[Qihoo] 360’s free security software has already become the biggest in China, and made-in-China products are sold in every corner of the world. China’s unique free web security business model must also go out into the world [...] Just like made-in-China, we must go out and promote China’s uniquely-innovated free antivirus business model to the world, and make [Qihoo 360] the biggest web security company in the world.
It’s a lofty goal, but is it an attainable one? That depends in part on the proposed timeline, but anytime in the near future I think Qihoo is going to face huge obstacles in any attempt to expand beyond China and perhaps the overseas Chinese diaspora. Among them:
Consumer perceptions: Qihoo doesn’t have the best reputation even within China, and many Chinese technology companies have found expanding beyond China’s borders to be incredibly difficult because of the general distrust many people have (whether that’s fair or not) towards Chinese software. Companies like Huawei and ZTE have been learning this the hard way over the past few years, and Qihoo’s product is, if anything, more likely to cause even more consternation given that security software tends to have access to large swaths of the user’s computer and communicates frequently with the company’s servers.
Whether or not Qihoo is actually using this access to do anything malicious will not matter. If there are any doubts, most people simply aren’t going to install the software. And with Chinese companies, there are always doubts. Perhaps in the long run, that could change. But I don’t see it likely to change much in the immediate future, and if the frequent stories about hacking and spyware coming from China in the Western press are any indication, it could get even worse.

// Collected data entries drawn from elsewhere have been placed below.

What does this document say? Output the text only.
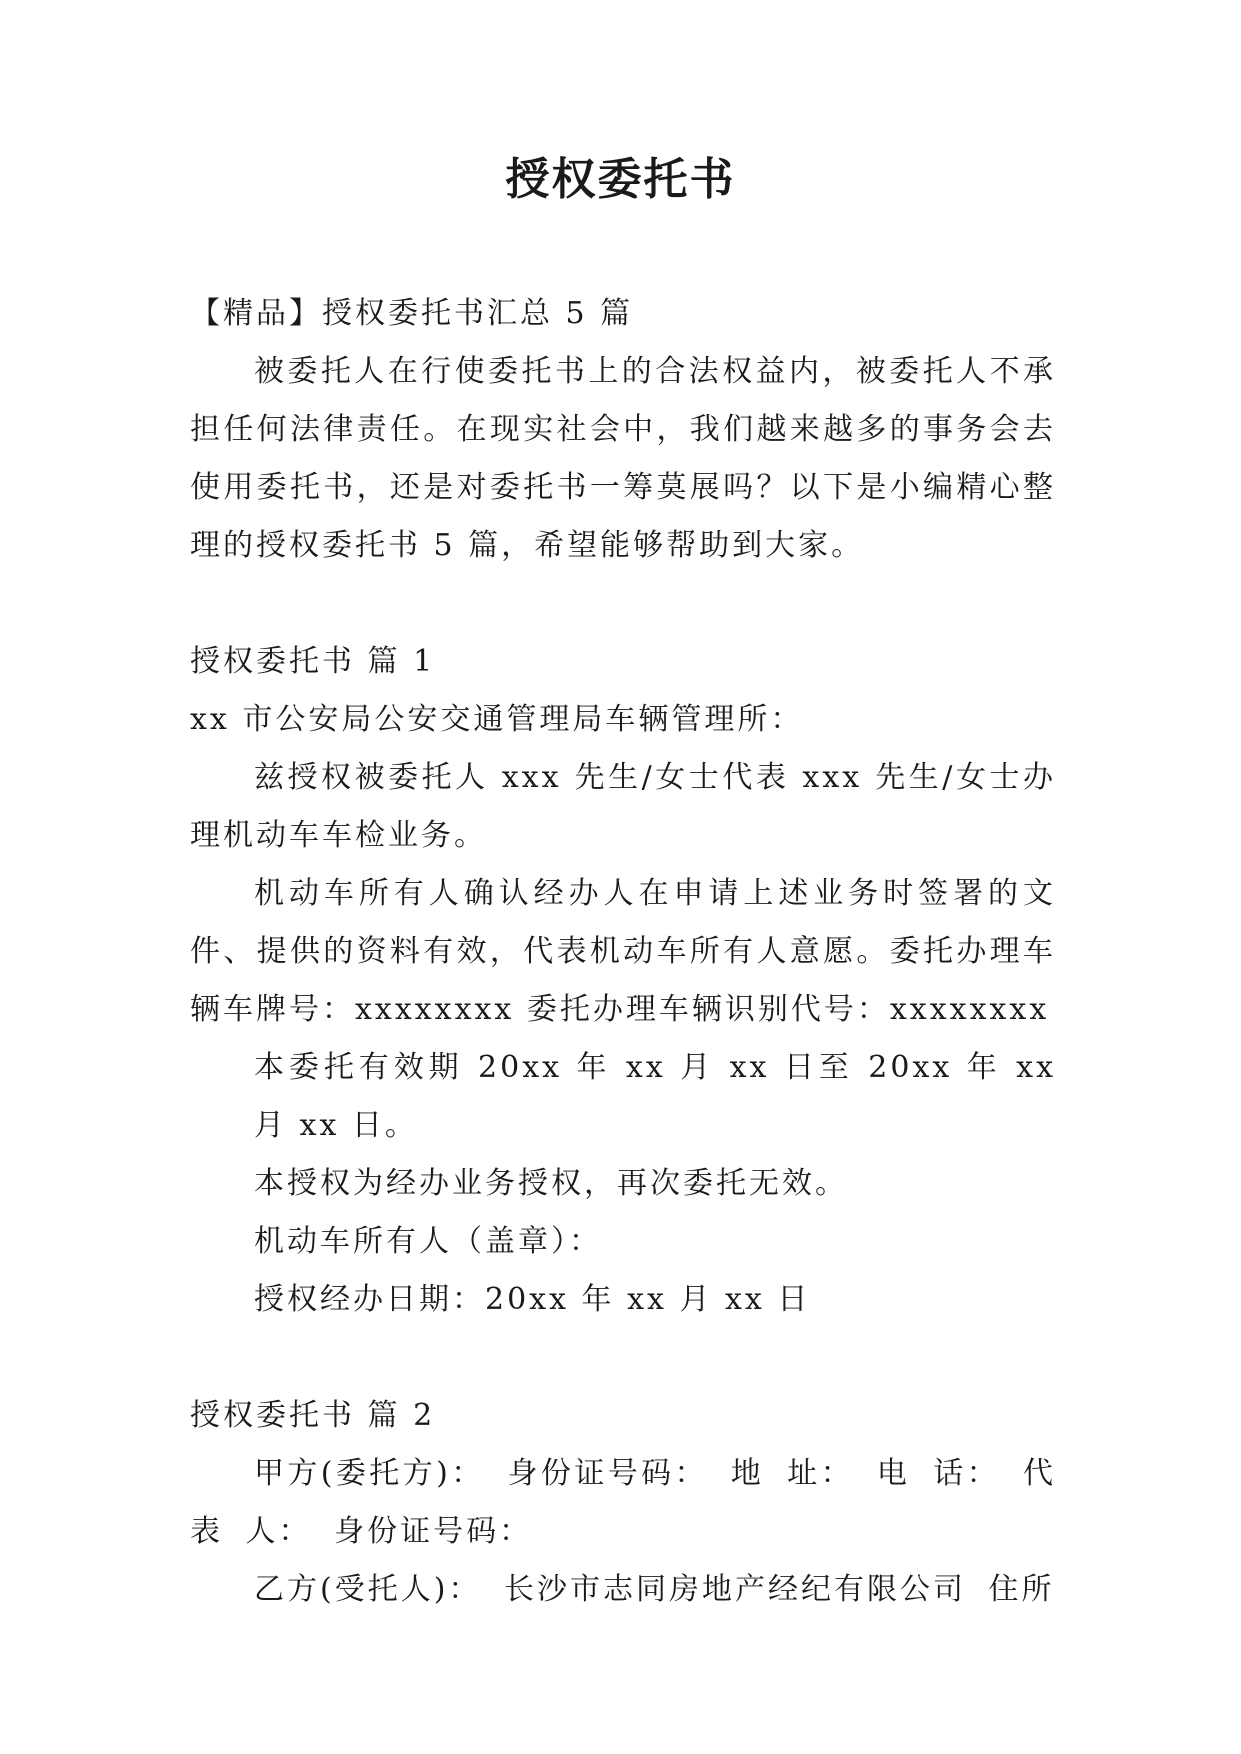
授权委托书

【精品】授权委托书汇总 5 篇

被委托人在行使委托书上的合法权益内，被委托人不承担任何法律责任。在现实社会中，我们越来越多的事务会去使用委托书，还是对委托书一筹莫展吗？以下是小编精心整理的授权委托书 5 篇，希望能够帮助到大家。

授权委托书 篇 1

xx 市公安局公安交通管理局车辆管理所：

兹授权被委托人 xxx 先生/女士代表 xxx 先生/女士办理机动车车检业务。

机动车所有人确认经办人在申请上述业务时签署的文件、提供的资料有效，代表机动车所有人意愿。委托办理车辆车牌号：xxxxxxxx 委托办理车辆识别代号：xxxxxxxx

本委托有效期 20xx 年 xx 月 xx 日至 20xx 年 xx 月 xx 日。

本授权为经办业务授权，再次委托无效。

机动车所有人（盖章）：

授权经办日期：20xx 年 xx 月 xx 日

授权委托书 篇 2

甲方(委托方)： 身份证号码： 地 址： 电 话： 代 表 人： 身份证号码：

乙方(受托人)： 长沙市志同房地产经纪有限公司 住所
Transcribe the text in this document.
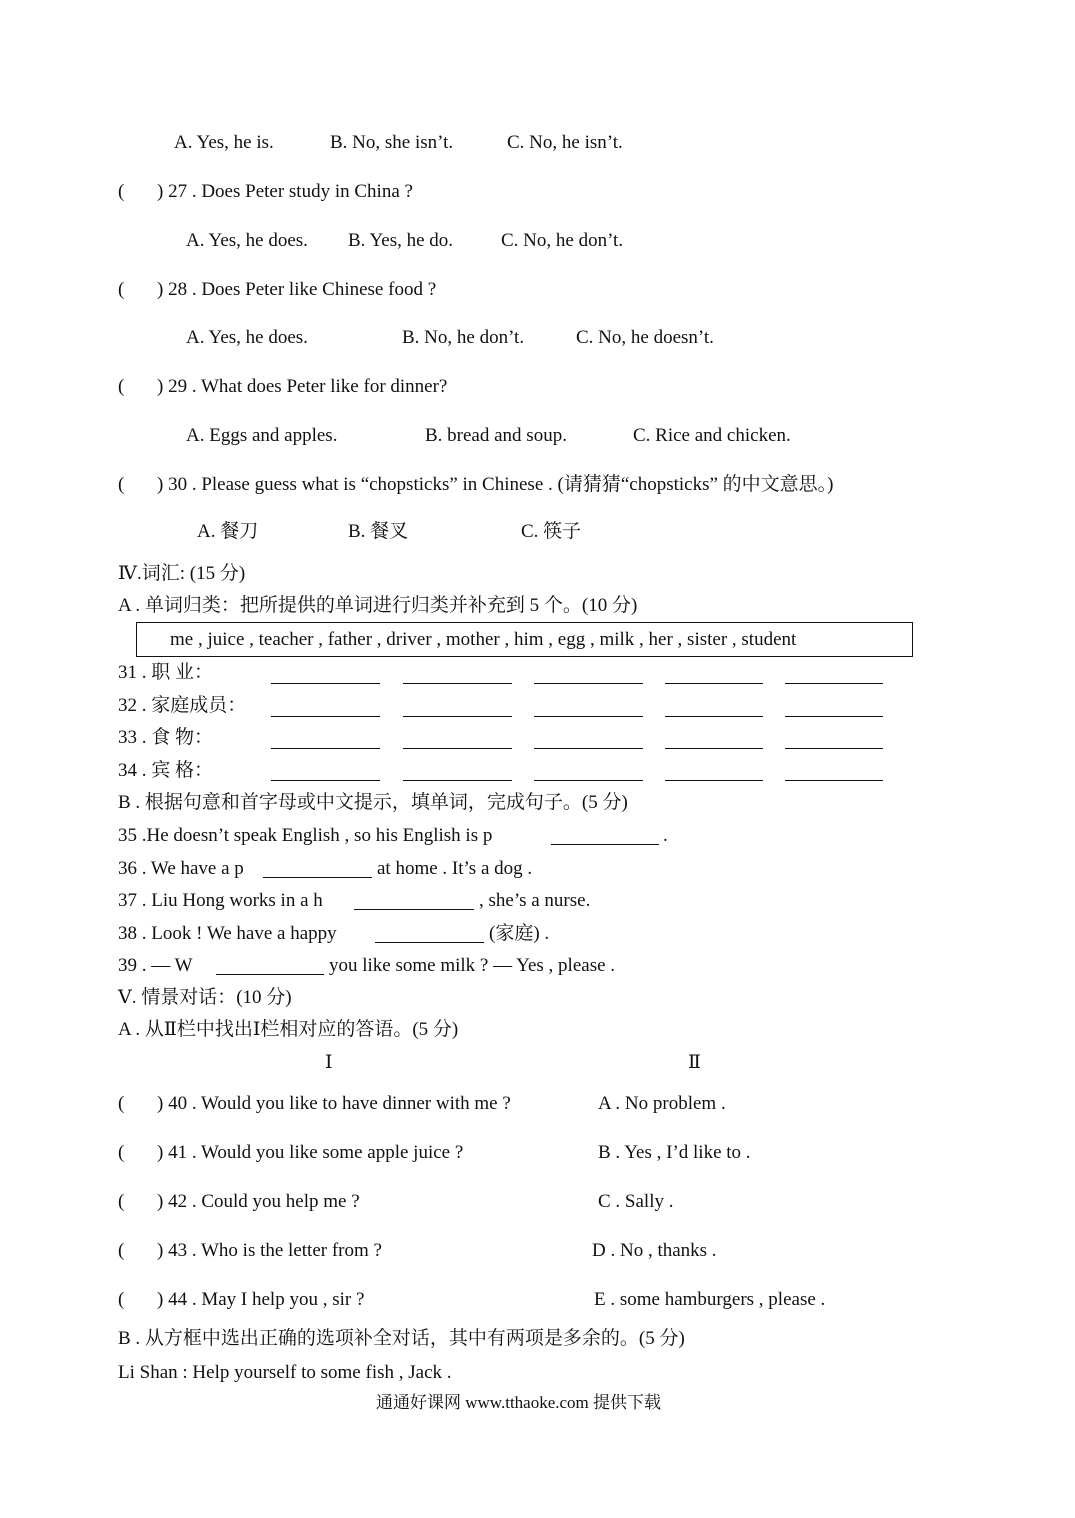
A. Yes, he is.	B. No, she isn’t.	C. No, he isn’t.
( ) 27 . Does Peter study in China ?
A. Yes, he does. B. Yes, he do.	C. No, he don’t.
( ) 28 . Does Peter like Chinese food ?
A. Yes, he does.	B. No, he don’t.	C. No, he doesn’t.
( ) 29 . What does Peter like for dinner?
A. Eggs and apples.	B. bread and soup.	C. Rice and chicken.
( ) 30 . Please guess what is “chopsticks” in Chinese . (请猜猜“chopsticks” 的中文意思。)
A. 餐刀	B. 餐叉	C. 筷子
Ⅳ.词汇: (15 分)
A . 单词归类：把所提供的单词进行归类并补充到 5 个。(10 分)
me , juice , teacher , father , driver , mother , him , egg , milk , her , sister , student
31 . 职 业：
32 . 家庭成员：
33 . 食 物：
34 . 宾 格：
B . 根据句意和首字母或中文提示，填单词，完成句子。(5 分)
35 .He doesn’t speak English , so his English is p	.
36 . We have a p	at home . It’s a dog .
37 . Liu Hong works in a h	, she’s a nurse.
38 . Look ! We have a happy	(家庭) .
39 . — W	you like some milk ? — Yes , please .
Ⅴ. 情景对话：(10 分)
A . 从Ⅱ栏中找出Ⅰ栏相对应的答语。(5 分)
Ⅰ	Ⅱ
( ) 40 . Would you like to have dinner with me ?	A . No problem .
( ) 41 . Would you like some apple juice ?	B . Yes , I’d like to .
( ) 42 . Could you help me ?	C . Sally .
( ) 43 . Who is the letter from ?	D . No , thanks .
( ) 44 . May I help you , sir ?	E . some hamburgers , please .
B . 从方框中选出正确的选项补全对话，其中有两项是多余的。(5 分)
Li Shan : Help yourself to some fish , Jack .
通通好课网 www.tthaoke.com 提供下载
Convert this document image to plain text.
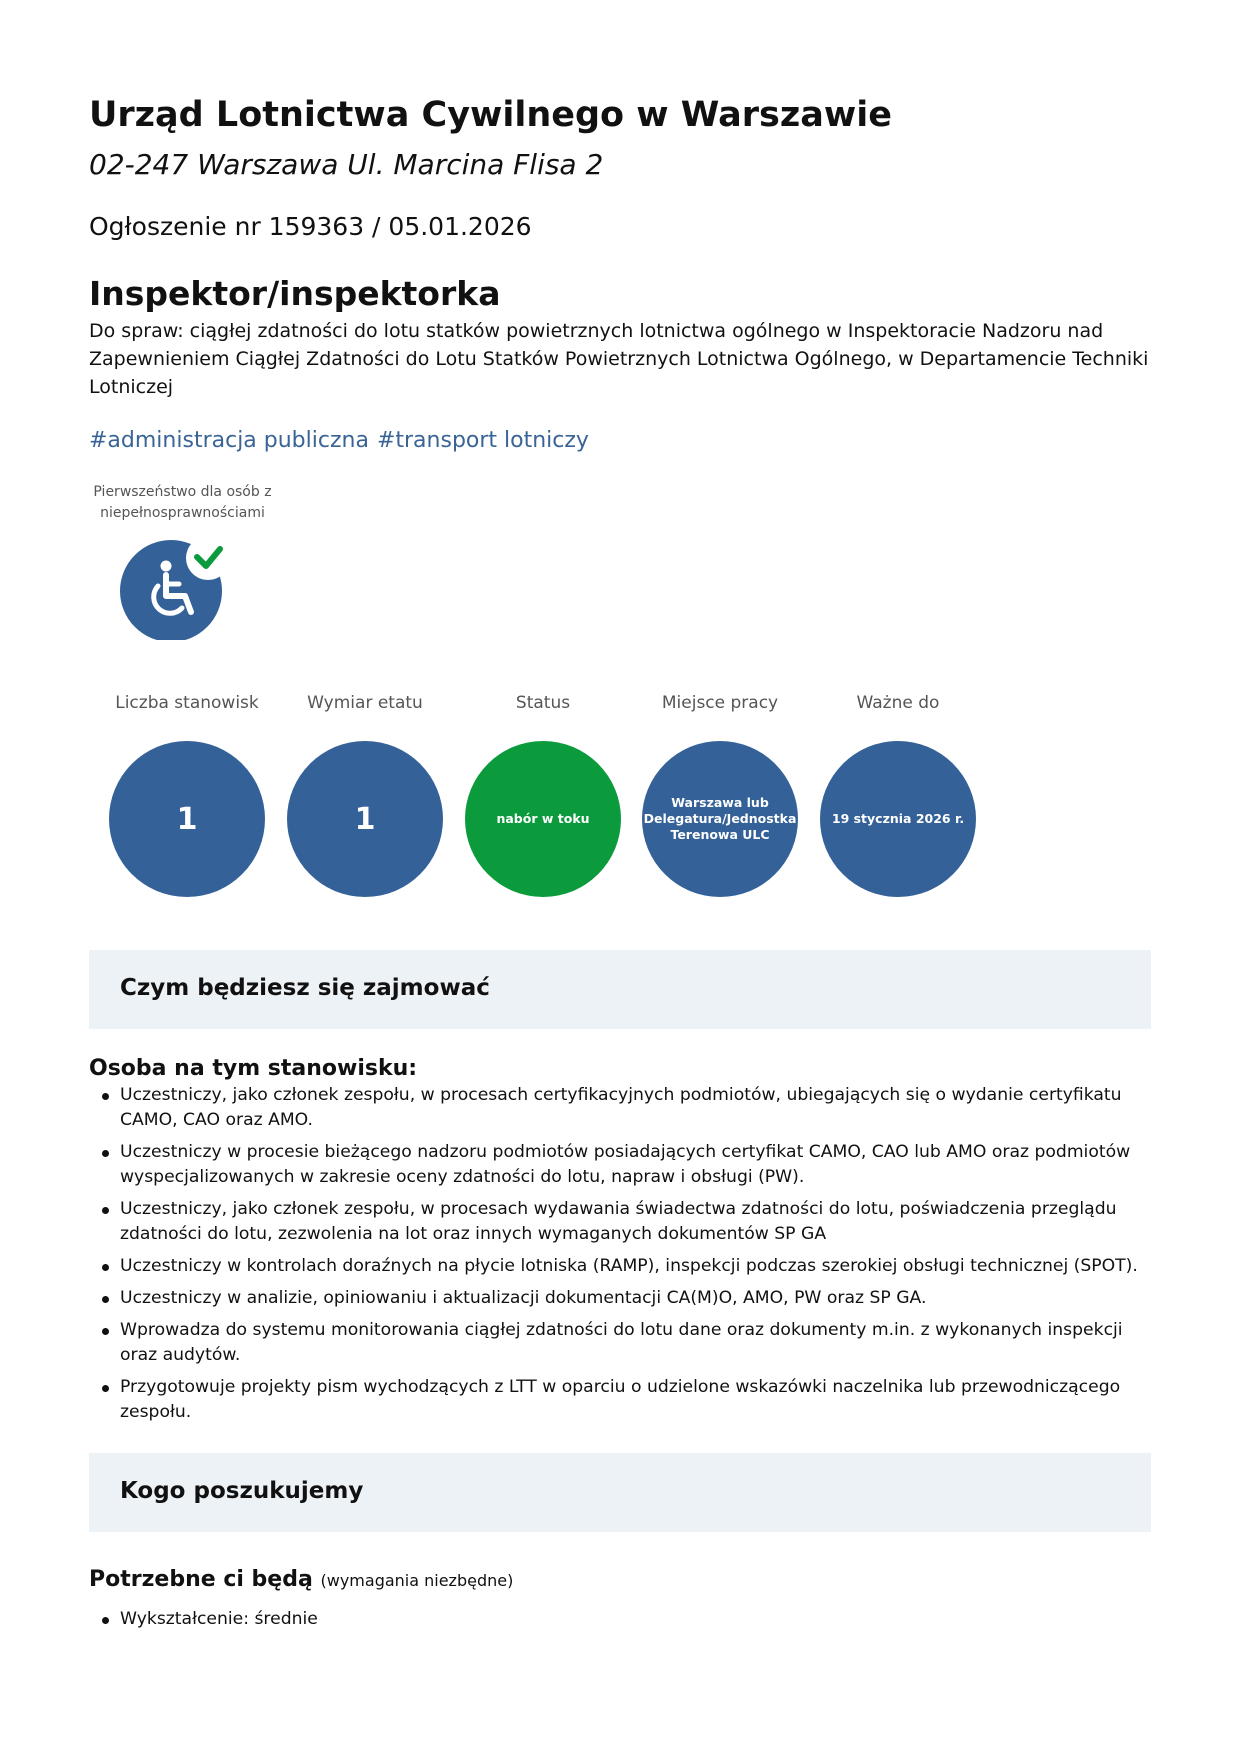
Urząd Lotnictwa Cywilnego w Warszawie
02-247 Warszawa Ul. Marcina Flisa 2
Ogłoszenie nr 159363 / 05.01.2026
Inspektor/inspektorka

Do spraw: ciągłej zdatności do lotu statków powietrznych lotnictwa ogólnego w Inspektoracie Nadzoru nad Zapewnieniem Ciągłej Zdatności do Lotu Statków Powietrznych Lotnictwa Ogólnego, w Departamencie Techniki Lotniczej

#administracja publiczna #transport lotniczy
Pierwszeństwo dla osób z niepełnosprawnościami
Liczba stanowisk
1
Wymiar etatu
1
Status
nabór w toku
Miejsce pracy
Warszawa lub Delegatura/Jednostka Terenowa ULC
Ważne do
19 stycznia 2026 r.
Czym będziesz się zajmować
Osoba na tym stanowisku:
Uczestniczy, jako członek zespołu, w procesach certyfikacyjnych podmiotów, ubiegających się o wydanie certyfikatu CAMO, CAO oraz AMO.
Uczestniczy w procesie bieżącego nadzoru podmiotów posiadających certyfikat CAMO, CAO lub AMO oraz podmiotów wyspecjalizowanych w zakresie oceny zdatności do lotu, napraw i obsługi (PW).
Uczestniczy, jako członek zespołu, w procesach wydawania świadectwa zdatności do lotu, poświadczenia przeglądu zdatności do lotu, zezwolenia na lot oraz innych wymaganych dokumentów SP GA
Uczestniczy w kontrolach doraźnych na płycie lotniska (RAMP), inspekcji podczas szerokiej obsługi technicznej (SPOT).
Uczestniczy w analizie, opiniowaniu i aktualizacji dokumentacji CA(M)O, AMO, PW oraz SP GA.
Wprowadza do systemu monitorowania ciągłej zdatności do lotu dane oraz dokumenty m.in. z wykonanych inspekcji oraz audytów.
Przygotowuje projekty pism wychodzących z LTT w oparciu o udzielone wskazówki naczelnika lub przewodniczącego zespołu.
Kogo poszukujemy
Potrzebne ci będą (wymagania niezbędne)
Wykształcenie: średnie
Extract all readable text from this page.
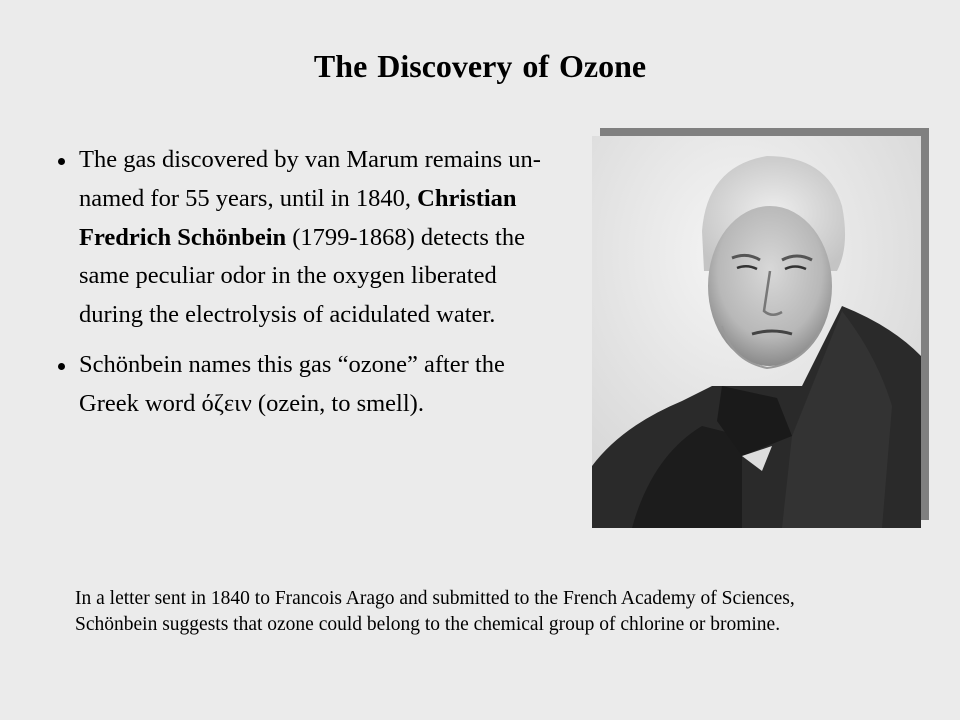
The Discovery of Ozone
The gas discovered by van Marum remains un-named for 55 years, until in 1840, Christian Fredrich Schönbein (1799-1868) detects the same peculiar odor in the oxygen liberated during the electrolysis of acidulated water.
Schönbein names this gas “ozone” after the Greek word όζειν (ozein, to smell).
In a letter sent in 1840 to Francois Arago and submitted to the French Academy of Sciences, Schönbein suggests that ozone could belong to the chemical group of chlorine or bromine.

Entrenched competition: Like most of China’s first-generation internet startups, Qihoo has grown and developed in parallel with China’s internet industry. But to become the biggest web security company in the world, it would have to enter — and ultimately dominate — fully developed industries with deeply entrenched competition. There are already plenty of free security suites out there, and Qihoo would face tough battles in many markets to even gain a foothold, let alone become the dominant player.
And in fact, Qihoo even lags behind its biggest domestic competitor in this regard. Baidu launched a free PC security suite aimed at Southeast Asia (starting with Thailand) earlier this year. While Qihoo has been focused on trying to take some of Baidu’s search market share in China, Baidu has been quietly laying the groundwork to beat Qihoo at its own game overseas. There are huge potential markets that are still developing in Southeast Asia where Qihoo might gain itself a foothold from which it could more easily target other international markets. But as far as I’m aware, it has thus far focused completely on China. And while it dominates the security market there, its competitors are becoming more and more entrenched overseas.
PR and legal problems: Qihoo CEO Zhong Hongyi is, to put it mildly, an opinionated guy. Working for him is apparently a nightmare. In the press, he’s been more than willing to take on competitors and stoke “wars” like the famous ‘3Q War‘. I feel quite certain that Qihoo would argue that and its other battles are its competitors’ fault, but China’s courts seem to disagree. Qihoo has lost two separate court cases in the past couple weeks. Now imagine a Qihoo that’s fighting in these “wars” on five different continents, and constantly engaged in dozens of legal battles in various court systems around the world. It would be a nightmare.
Moreover, Zhou’s blustery style of PR isn’t likely to win the company many supporters overseas. Last week Zhou spoke about Steve Jobs as a role model, but Jobs was the exception, not the rule, and even Jobs tended to keep his famously sharp tongue out of the public eye as much as possible. Zhou’s personal vendettas, sharp rhetoric, and microblog battles are going to turn people off in international markets where consumers are not used to seeing CEOs slinging mud in public so frequently.
And, without getting too personal, in my own experience Qihoo handles people questioning it less well than any company in China I have ever dealt with. But the sort of scrutiny an occasional Tech in Asia article puts on the company is nothing compared to the suspicion, doubt, and speculation that will be targeted at it from all corners of the globe if it attempts to expand internationally. Recently, the company has apparently hired a PR firm that has been helping arrange interviews in the Western press, but from what I’ve seen of how Qihoo’s executives respond to criticism, even a skilled PR firm isn’t going to be capable of holding them back (or undoing the damage) when the company is facing Huawei-like levels of scrutiny internationally.
Zhou talks about overseas expansion and domination in the context of it being his dream, a driving force that keeps him and the team motivated to push the company forward. In that sense, it’s certainly quite valuable, but I think this is the sort of dream that’s destined to stay in Zhou’s head, at least for the foreseeable future.
(Incidentally, Zhou also talked a bit last week about the things he doesn’t plan to do, which include e-commerce and mobile phones, although Qihoo does plan to keep making mobiles with hardware partners. Previously, Zhou has also promised Qihoo won’t get into instant messaging.)